Bima menyibakkan tirai jendela kamarnya hingga sinar matahari pagi masuk memandikan tubuhnya. Lama ia berdiam di sana tanpa melakukan apa-apa. Memandang sekawanan burung yang terbang menjelajah langit dengan bebas. Jiwanya seakan ikut terbang bersama mereka. Termenung lama memandangi langit dengan tatapan kosong, sampai akhirnya ia menangis.
Seminggu sudah ia selalu menangis saat tengah termenung sendiri. Ia terus kembali teringat mimpi terakhirnya itu. Mimpi yang seolah membuka tabir kehidupan masa lalunya. Meski seribu kali ia menampik, mengatakan bahwa semua itu hanyalah mimpi yang tidak berarti apa pun, namun seribu satu kali hati kecilnya meyakinkannya bahwa mimpi itu adalah benar—mimpi itu memang berkisah tentang dirinya di kehidupan sebelumnya.
Bima terbangun dari lamunan panjangnya, dan buru-buru menghapus air mata begitu mendengar suara pintu kamarnya diketuk. Tiara muncul dari balik pintu. Dia masuk begitu saja karena tidak mendapat jawaban dari dalam kamar untuk membawakan makan siang.
Ditaruhnya makan siang tersebut di meja yang terletak di samping kasur, dan segera menghampiri kakaknya yang masih berdiri diam di depan jendela.
"Ibu menyuruhku membawakan makan siang untukmu, makanlah."
Bima bergeming, masih tetap memandang jauh ke luar jendela.
"Mau sampai kapan kamu begini terus? Apa kamu tidak kasihan pada Ayah dan Ibu yang ikut stres karena memikirkanmu? Kalau ada masalah ceritalah padaku, aku berjanji akan merahasiakannya."

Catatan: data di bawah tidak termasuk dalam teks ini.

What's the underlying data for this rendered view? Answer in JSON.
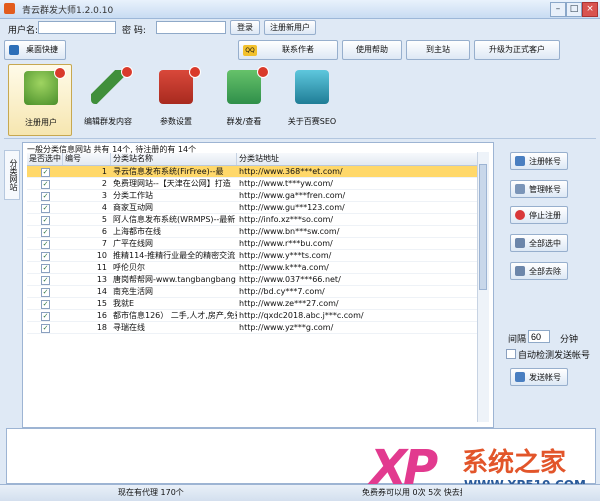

Bima menoleh sejenak kepadanya, menghembuskan napas dan berkata, "Percuma. Kamu tidak akan mengerti, ini tak mudah seperti yang kamu kira."
"Meskipun aku tidak mengerti, tapi setidaknya aku bisa memahami keadaanmu saat ini. Ayo ceritalah," desak Tiara.
Bima menarik kursi yang ada di meja belajarnya dan duduk bersandar. "Kamu percaya pada mimpi?"
"Untuk apa aku percaya mimpi. Maksudku, mimpi hanyalah bunga tidur—pengalaman bawah sadar saat kita tidur—tidak berarti apa-apa."
"Itulah masalahnya, kamu tidak mengerti."
"Tentu saja aku mengerti," Tiara berkilah. "Aku pernah belajar sedikit tentang neurologi di kampus."
"Kalau begitu, ceritakan padaku mengapa orang bisa bermimpi."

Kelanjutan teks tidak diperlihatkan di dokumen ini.